Independent Venue Week is finally upon us, starting today - the 30th of January - and we are excited about all the amazing shows set to take place across the UK this week. This year the number of partaking independent venues has grown to an amazing 300+ venues and we can't wait to see the talent each artist and band has to bring.
We got the chance to speak with Carmarthen, Wales-based indie-rock Welsh Language trio Adwaith! They are set to play at The Live Rooms, Chester on Friday 3rd February and Cwrw, Carmarthen on Sunday 5th February - the final day of #IVW23.
For those that haven’t heard of you before, tell us a bit about yourself and how Adwaith came to be.
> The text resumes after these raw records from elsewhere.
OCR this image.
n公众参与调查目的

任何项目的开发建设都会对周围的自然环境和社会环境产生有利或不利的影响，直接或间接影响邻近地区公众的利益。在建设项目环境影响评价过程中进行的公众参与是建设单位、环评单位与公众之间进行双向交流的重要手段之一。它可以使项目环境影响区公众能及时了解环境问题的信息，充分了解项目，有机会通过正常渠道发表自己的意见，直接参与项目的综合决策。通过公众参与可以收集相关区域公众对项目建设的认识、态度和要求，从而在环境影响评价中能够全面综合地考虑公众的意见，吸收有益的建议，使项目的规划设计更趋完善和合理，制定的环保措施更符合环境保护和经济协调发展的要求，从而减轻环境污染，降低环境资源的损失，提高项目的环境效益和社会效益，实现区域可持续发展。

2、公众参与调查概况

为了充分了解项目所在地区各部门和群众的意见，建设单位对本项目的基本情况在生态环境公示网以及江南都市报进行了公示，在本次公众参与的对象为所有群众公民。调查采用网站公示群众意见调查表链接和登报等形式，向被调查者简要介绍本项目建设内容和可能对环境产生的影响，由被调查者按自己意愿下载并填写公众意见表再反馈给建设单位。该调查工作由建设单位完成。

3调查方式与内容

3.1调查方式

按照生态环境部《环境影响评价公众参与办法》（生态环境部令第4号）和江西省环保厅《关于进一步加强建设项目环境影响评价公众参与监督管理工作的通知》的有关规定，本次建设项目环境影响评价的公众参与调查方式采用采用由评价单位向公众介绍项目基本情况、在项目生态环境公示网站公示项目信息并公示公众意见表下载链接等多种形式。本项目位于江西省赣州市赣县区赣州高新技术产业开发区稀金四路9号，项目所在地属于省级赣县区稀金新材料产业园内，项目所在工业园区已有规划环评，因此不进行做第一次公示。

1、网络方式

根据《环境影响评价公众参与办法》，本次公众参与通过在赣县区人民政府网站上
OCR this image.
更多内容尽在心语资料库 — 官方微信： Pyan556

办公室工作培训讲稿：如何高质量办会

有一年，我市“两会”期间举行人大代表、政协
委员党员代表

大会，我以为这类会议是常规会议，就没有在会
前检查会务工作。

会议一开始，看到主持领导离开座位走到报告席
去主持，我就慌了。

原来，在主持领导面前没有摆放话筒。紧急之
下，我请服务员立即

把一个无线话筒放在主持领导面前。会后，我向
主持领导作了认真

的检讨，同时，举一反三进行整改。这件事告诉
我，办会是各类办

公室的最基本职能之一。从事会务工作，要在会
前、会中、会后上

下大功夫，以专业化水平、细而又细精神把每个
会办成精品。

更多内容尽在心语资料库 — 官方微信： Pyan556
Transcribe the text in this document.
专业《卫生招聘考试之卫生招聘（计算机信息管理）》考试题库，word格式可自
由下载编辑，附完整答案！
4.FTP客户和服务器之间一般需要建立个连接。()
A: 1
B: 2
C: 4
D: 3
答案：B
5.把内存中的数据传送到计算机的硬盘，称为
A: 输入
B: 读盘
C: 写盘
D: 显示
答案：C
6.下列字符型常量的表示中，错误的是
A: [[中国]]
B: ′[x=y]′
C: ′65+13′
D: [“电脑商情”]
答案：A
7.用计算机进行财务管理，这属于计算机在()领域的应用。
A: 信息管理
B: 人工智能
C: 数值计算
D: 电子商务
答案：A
Hey! We’re Adwaith, a band from west Wales and we sing in Welsh. We came together as teenagers (quite a few years ago now) and haven’t stopped making music since!
How does it feel to be performing as a part of Independent Venue Week 2023?
It feels great, we’re really proud as well to be ambassadors of IVW this year - it’s a real privilege. We always love playing grassroots venues, as it’s where we started out gigging and have played some of our most memorable gigs in these venues.
Is supporting independent venues something important to you as a band?
It’s really really important to us, we wouldn’t be a band without independent venues, like so many other musicians. We owe a lot to these places, they really nurtured our confidence in the first few years of being in the band.
It was pretty amazing. Both of those shows were big highlights for us last year. Green man is a really special festival for us, it really feels like home! Playing Glastonbury has been a dream of ours for a while, so it was pretty mad to be playing. There were so many welsh bucket hats in the crowd, it was incredible haha.
Last year, Adwaith became the only band to be awarded the Welsh Music Prize twice. How did this moment feel for you all?
It was very surreal to be honest, we really weren’t expecting it as we’d won it before and the shortlist was very strong last year. It was a really special moment for us as a band and the welsh music scene has supported us from day one, so we feel very lucky to have won it twice.
In a Time Out article, you all discussed how “exhausting” it has been trying to convince the London-centric UK music industry that Welsh Language Music was marketable. Why is it important to you all that this genre of music gets the recognition and push it deserves?
For Anyone who’s making music outside of the London scene it’s difficult to even get a slight bit of recognition. When you then throw something a bit unusual into the mix, i.e. singing in Welsh, it makes it even more complicated for the London industry haha. I think it’s the fear of the unknown for them, it’s quite unusual for artists that sing in welsh to break outside of Wales, so in that respect it might be something they’ve not really seen before. But it just feels like the industry in London are so focused on what’s going on there, that they forget or simply dismiss what’s going on elsewhere a lot of the time. We’ve played loads of shows in London, which have been amazing! The fanbase is there - but for some reason a majority of the industry in London still seem to question our longevity and how marketable we are because we sing in Welsh, which is slightly ridiculous.
You’ve mentioned, as a band, that you want to delve into the European music industry and bypass the London music scene. How did you reach this decision, and have you had any successes breaking through so far?
We’ve played quite a few shows in Europe over the years and the reaction is always incredible. We played Eurosonic in the Netherlands recently and we had the best time there. The crowd and industry just seem to get us in Europe and make us feel instantly at home. There’s never an uncertainty of whether we’re gonna last or not, they actually really like the fact that we sing in Welsh and can see a future in that, which is really nice and affirming. We’ve just had enough of trying to sell our souls to some of the London industry haha.
Since the release of your first album ‘Melyn’, in 2018, how much have things changed for you?
Things have changed a lot for us as a band since the release of Melyn. Our audience has grown a lot over the past few years, especially post pandemic. It’s great to see so many people at our shows now! We played a headline show in Amsterdam a couple of weeks ago and somebody in the crowd said they’d been waiting to see us for three years, which is mad for us! It's lovely to see our music stretching beyond the UK now.
Back in July 2022, your second album ‘Bato Mato’ was released. The album is full of upbeat, exciting, and entrancing rhythms that make you want to blast it through your headphones. Are there any songs that resonate the most with each of you on the album?
Thank you! For me, Yyn y Sŵn is a standout track on the album. It’s slightly different sonically and rhythmically to the other tracks. We collaborated with Massimo, a friulian musician and created something really special in my opinion.
What can the rest of 2023 see from Adwaith post #IVW23?
We’re currently working on a third album, which is very exciting! We’ve got some headline shows coming up in the year and some festivals booked for the summer - so it should be pretty busy as usual!